I hate to brag, but what I baked tonight (says my family) is a million times better than any Runza you can buy in a fast-food joint, meatless or not. Danny was somewhat skeptical, but after a couple bites he demolished that pastry down to the remaining crumbs.

The recipe makes a dozen. Using the fake-meat, it is probably best to re-heat them on a baking sheet in the oven rather than microwaving. I don't think they would be very nice cold. Fake-meat has limitations. I do think it could be made with seasoned black beans that have been mushed-up a bit if you really hate the texturised soy stuff.
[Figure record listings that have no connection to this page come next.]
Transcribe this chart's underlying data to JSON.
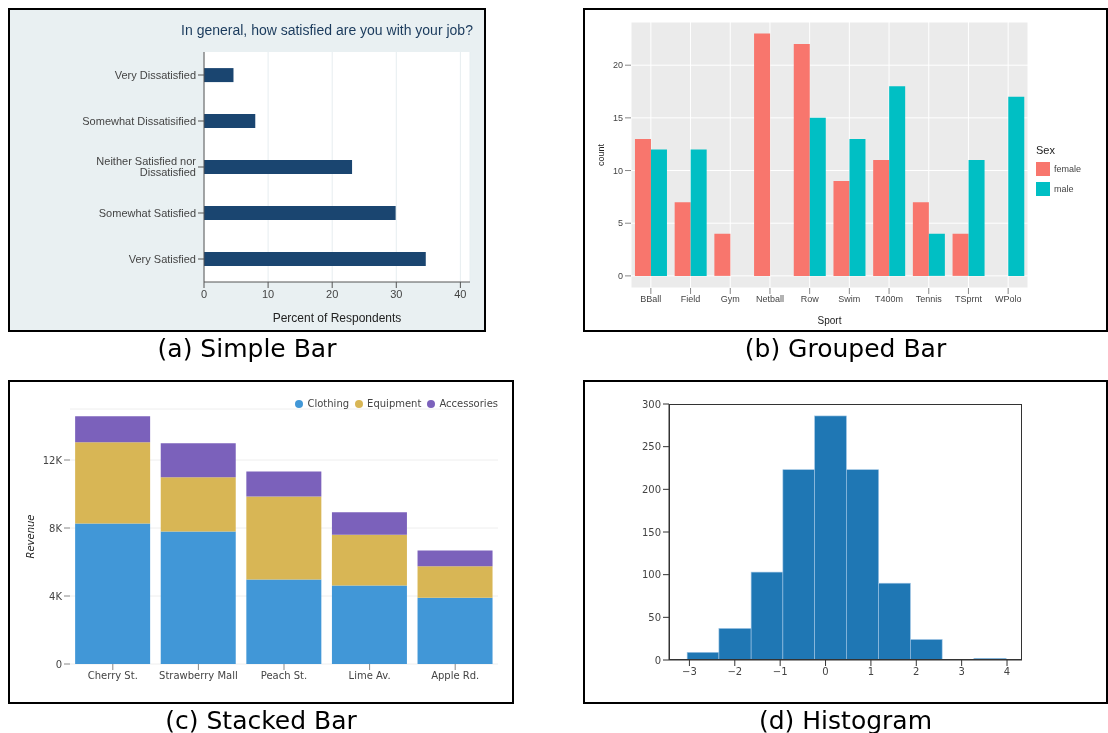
{
  "chart_data": [
    {
      "type": "bar",
      "orientation": "horizontal",
      "title": "In general, how satisfied are you with your job?",
      "xlabel": "Percent of Respondents",
      "categories": [
        "Very Dissatisfied",
        "Somewhat Dissatisified",
        "Neither Satisfied nor Dissatisfied",
        "Somewhat Satisfied",
        "Very Satisfied"
      ],
      "values": [
        4.6,
        8,
        23.1,
        29.9,
        34.6
      ],
      "color": "#1a4570",
      "xlim": [
        0,
        41.5
      ],
      "xticks": [
        0,
        10,
        20,
        30,
        40
      ],
      "grid": "x",
      "annotations": [
        "(a) Simple Bar"
      ]
    },
    {
      "type": "bar",
      "xlabel": "Sport",
      "ylabel": "count",
      "legend_title": "Sex",
      "legend": "right",
      "categories": [
        "BBall",
        "Field",
        "Gym",
        "Netball",
        "Row",
        "Swim",
        "T400m",
        "Tennis",
        "TSprnt",
        "WPolo"
      ],
      "series": [
        {
          "name": "female",
          "color": "#f8766d",
          "values": [
            13,
            7,
            4,
            23,
            22,
            9,
            11,
            7,
            4,
            null
          ]
        },
        {
          "name": "male",
          "color": "#00bfc4",
          "values": [
            12,
            12,
            null,
            null,
            15,
            13,
            18,
            4,
            11,
            17
          ]
        }
      ],
      "ylim": [
        -1.15,
        24.1
      ],
      "yticks": [
        0,
        5,
        10,
        15,
        20
      ],
      "grid": true,
      "annotations": [
        "(b) Grouped Bar"
      ]
    },
    {
      "type": "bar",
      "stacked": true,
      "ylabel": "Revenue",
      "legend": "top right",
      "categories": [
        "Cherry St.",
        "Strawberry Mall",
        "Peach St.",
        "Lime Av.",
        "Apple Rd."
      ],
      "series": [
        {
          "name": "Clothing",
          "color": "#4197d7",
          "values": [
            8270,
            7800,
            4970,
            4620,
            3890
          ]
        },
        {
          "name": "Equipment",
          "color": "#d8b655",
          "values": [
            4780,
            3190,
            4890,
            2980,
            1860
          ]
        },
        {
          "name": "Accessories",
          "color": "#7b61bb",
          "values": [
            1520,
            1990,
            1460,
            1330,
            930
          ]
        }
      ],
      "ylim": [
        0,
        15000
      ],
      "yticks": [
        0,
        {
          "value": 4000,
          "label": "4K"
        },
        {
          "value": 8000,
          "label": "8K"
        },
        {
          "value": 12000,
          "label": "12K"
        }
      ],
      "grid": "y",
      "annotations": [
        "(c) Stacked Bar"
      ]
    },
    {
      "type": "histogram",
      "color": "#1f77b4",
      "bins": [
        -3.05,
        -2.35,
        -1.64,
        -0.94,
        -0.24,
        0.46,
        1.17,
        1.87,
        2.57,
        3.27,
        3.98
      ],
      "values": [
        9,
        37,
        103,
        223,
        286,
        223,
        90,
        24,
        0,
        2
      ],
      "xlim": [
        -3.45,
        4.33
      ],
      "xticks": [
        {
          "value": -3,
          "label": "−3"
        },
        {
          "value": -2,
          "label": "−2"
        },
        {
          "value": -1,
          "label": "−1"
        },
        0,
        1,
        2,
        3,
        4
      ],
      "ylim": [
        0,
        300
      ],
      "yticks": [
        0,
        50,
        100,
        150,
        200,
        250,
        300
      ],
      "annotations": [
        "(d) Histogram"
      ]
    }
  ]
}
I'm not wild about it myself, but it worked really well for these.

You Will Need:

For the dough:

4 1/2 cups AP flour, divided
1/2 cup sugar
4 1/2 teaspoons granulated yeast
1 teaspoon salt
3/4 cup milk
1/2 cup lukewarm water
1/4 cup vegetable shortening
1/4 cup butter
2 eggs

Soften the yeast in the warm water and let proof. In a pan, scald the milk, vegetable shortening and butter. Cool to lukewarm. In a large bowl, combine 1 3/4 cup of the flour with the salt and sugar. Add the cooled milk mixture, the yeast and the eggs. With an electric mixer, beat three minutes on high until blended. By hand (a wooden spoon works well) mix in the remaining flour (You may need more or less) until you have a stiff, but workable dough. Knead well. Place in a buttered bowl and cover. Let rise 1 hour. Make the filling while you wait.

For The Filling:

1 tube Gimme Lean Ground Beef Substitute
3 tablespoons butter
3 tablespoons cooking oil
1 large onion, chopped
4 cups chopped cabbage
Salt and pepper to taste (the meat substitute is salty, so go easy)
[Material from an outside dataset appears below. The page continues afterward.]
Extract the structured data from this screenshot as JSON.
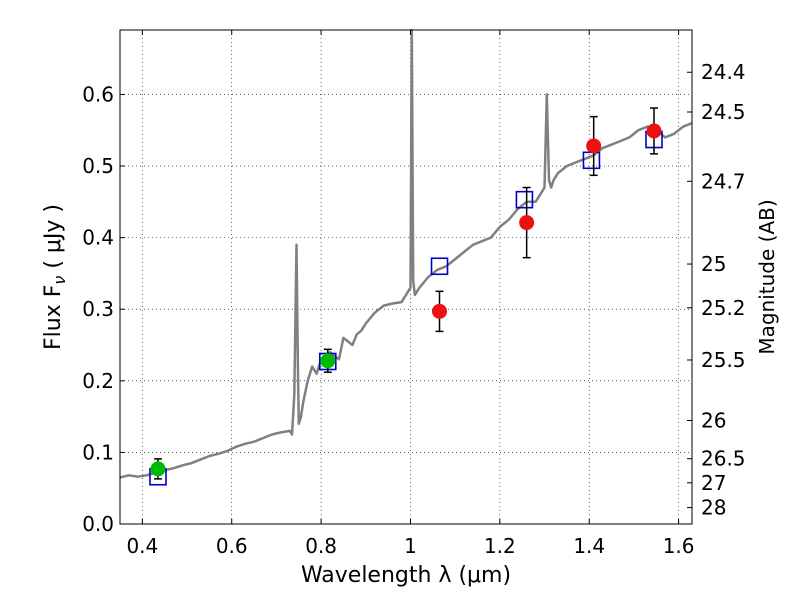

Brown the onions in the oil and butter. Add the meat substitute and break-up well with a spatula. Cook a few minutes until browned. Add the cabbage and cook well until quite soft. Adjust seasonings and remove from heat. Cool slightly before filling pastry.

Preheat oven to 350 degrees F. Grease a large baking sheet (two if they are small)

Divide dough into 12 even pieces. Roll each out into a rectangle about 1/4 inch thick. Place a few tablespoons of filling in the centre. Fold and pinch closed. Pierce with a knife to vent and place on baking sheet. Repeat until all are done. Bake 20-30 minutes or until nicely browned and golden. Serve hot.